While diabetes testing supplies are considered DME under the Medicare program, the Centers for Medicare and Medicaid Services has excluded diabetes testing supplies furnished by retail pharmacies from competitive bidding — a move that NACDS hails as "intentional and wise" and vital for "ensuring beneficiary access to these vital supplies."

"Without this exclusion, it is highly unlikely that retail pharmacies would be able to furnish DTS in Medicare, since competitive bidding reimbursement rates are below DTS product costs for retail pharmacies," NACDS explained in the letter. "Chain pharmacies, which make up 66% of retail community pharmacies, are a vital access point for both diabetes testing supplies and prescription medications. Maintaining access to diabetes testing supplies at local pharmacies allows seniors to access to all of the equipment and prescription drugs they need to manage their disease from a single source."

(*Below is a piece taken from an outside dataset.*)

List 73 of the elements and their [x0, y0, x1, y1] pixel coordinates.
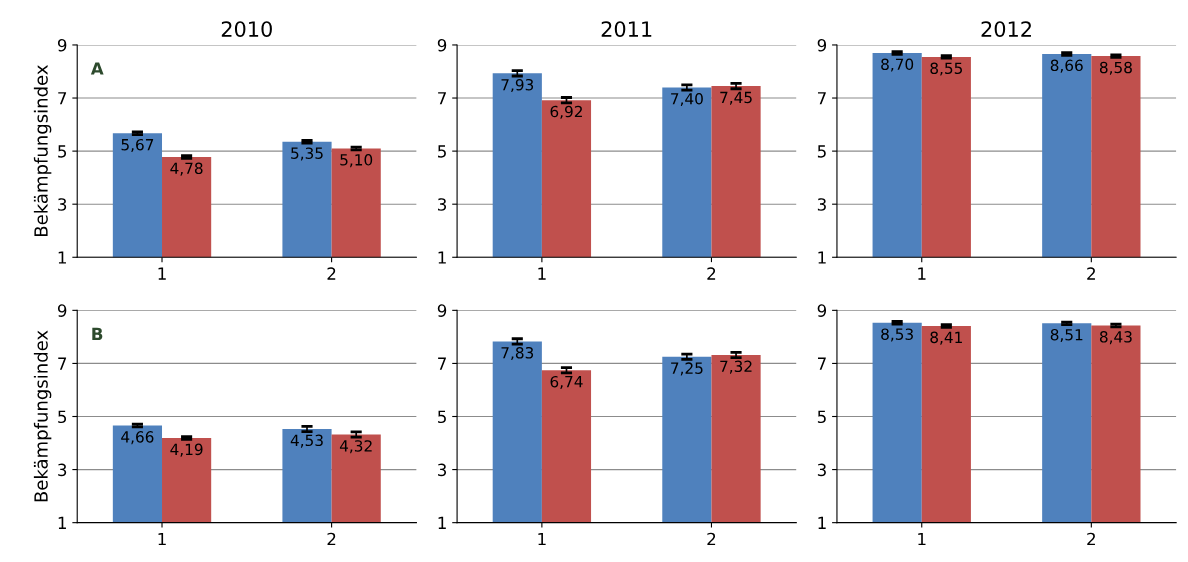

NACDS said in the letter that reducing reimbursement to retail pharmacy also would result in counter-productive consequences. NACDS said below-cost reimbursement cuts would "hurt access to care and severely limit the valuable role of pharmacist-patient interactions in reducing overall program spending."

"Reduced access and the elimination of face-to-face pharmacist counseling will lead to under-testing, decreased medication adherence, poorer outcomes, and increased overall costs," NACDS wrote.

To further capitalize on cost-saving opportunities, NACDS recommended moving diabetes-testing supplies from Medicare Part B to the Part D program. "Prescription drugs related to diabetes, such as insulin, are provided to Medicare beneficiaries through Part D," NACDS explained. "However, durable medical equipment such as diabetes monitors, testing strips and lancets are provided to Medicare beneficiaries through Part B. This results in difficulties coordinating care."

"Diabetes supplies should be covered through the Part D benefit," NACDS urged. "This would mirror commercial practices, would allow beneficiaries with diabetes to access necessary medications and supplies from the same provider if they chose, and would reduce costs by moving products to the more efficient Part D program, which continues to operate below Congressional Budget Office projections.  Conversely, proposals to expand the competitive bidding program to include retail pharmacy-provided diabetes testing supplies are inherently flawed, as they fail to take into account that fragmenting care for Medicare beneficiaries with diabetes will inevitably result in increased costs."